Ларк глядел на него необычно злобными глазами, отсвечивающими красным цветом. Когда Ларк при разговоре открывал пасть, становились заметны огромные острые клыки. Танкуоль сдерживался от того, чтобы не выпрыснуть мускус страха.
— Да–да, величественнейший из хозяев, — прорычал Ларк гораздо более низким голосом, чем помнилось Танкуолю.
Танкуоль едва не выдохнул с облегчением. Во время их долгого ночного перехода Ларк был странно угрюм. Но сейчас этот огромный, изменённый искривляющим камнем скавен казался послушным. Это хорошо. Он был способен защитить Танкуоля от многочисленных опасностей пути. И кто знает? Вполне возможно, что изучение мутировавшего тела Ларка сможет раскрыть множество секретов, включая тот, каким образом можно создавать таких, как Ларк.
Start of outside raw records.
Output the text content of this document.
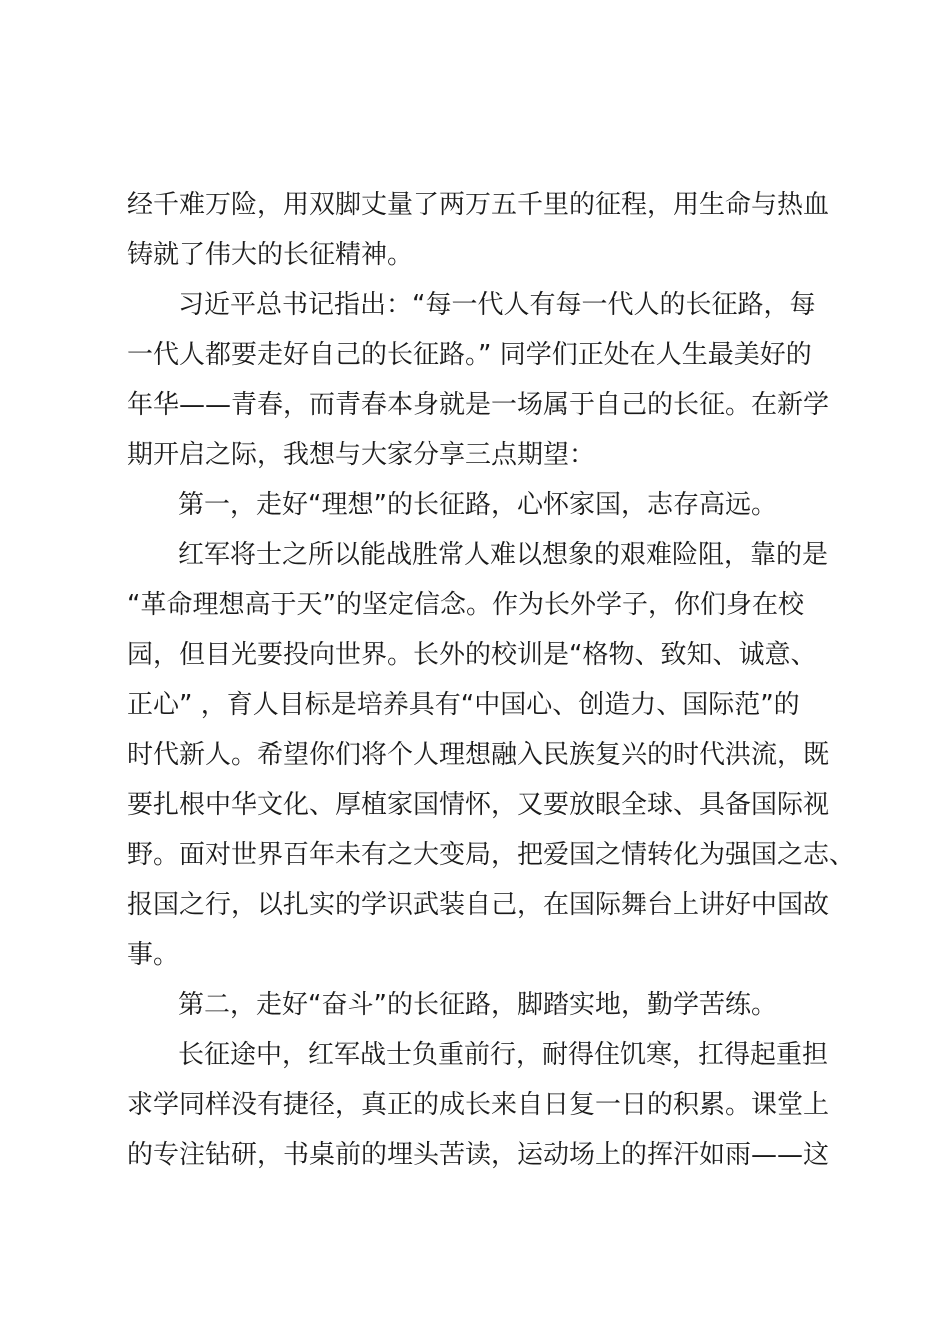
经千难万险，用双脚丈量了两万五千里的征程，用生命与热血
铸就了伟大的长征精神。
习近平总书记指出：“每一代人有每一代人的长征路，每
一代人都要走好自己的长征路。” 同学们正处在人生最美好的
年华——青春，而青春本身就是一场属于自己的长征。在新学
期开启之际，我想与大家分享三点期望：
第一，走好“理想”的长征路，心怀家国，志存高远。
红军将士之所以能战胜常人难以想象的艰难险阻，靠的是
“革命理想高于天”的坚定信念。作为长外学子，你们身在校
园，但目光要投向世界。长外的校训是“格物、致知、诚意、
正心” ，育人目标是培养具有“中国心、创造力、国际范”的
时代新人。希望你们将个人理想融入民族复兴的时代洪流，既
要扎根中华文化、厚植家国情怀，又要放眼全球、具备国际视
野。面对世界百年未有之大变局，把爱国之情转化为强国之志、
报国之行，以扎实的学识武装自己，在国际舞台上讲好中国故
事。
第二，走好“奋斗”的长征路，脚踏实地，勤学苦练。
长征途中，红军战士负重前行，耐得住饥寒，扛得起重担
求学同样没有捷径，真正的成长来自日复一日的积累。课堂上
的专注钻研，书桌前的埋头苦读，运动场上的挥汗如雨——这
Вскрытие показывает множество вещей. «Как бы то ни было, — думал Танкуоль, чувствуя себя некомфортно под немигающим взглядом Ларка, — всё это может подождать до тех пор, пока мы не избегнем непосредственной опасности».
— Эти открытые пространства кишат конными солдатами, — сказал Танкуоль. — Присутствуют тут и войска предателей из клана Творцов. Мы должны использовать разум и хитрость, чтобы ускользнуть от наших врагов и выполнить своё задание.
— Как скажешь, убедительнейший из властителей.
«Не намёк ли на иронию прозвучал в голосе Ларка? — удивился Танкуоль. — Возможно ли, что слуга над ним издевается? Что за проблеск голода в его глазах?» Танкуолю совсем не нравился этот взгляд. Как не нравилось и то, что Ларк украдкой подбирался всё ближе. Это тревожно напоминало Танкуолю подкрадывание кота к своей жертве. Ларк жадно облизывал свои губы.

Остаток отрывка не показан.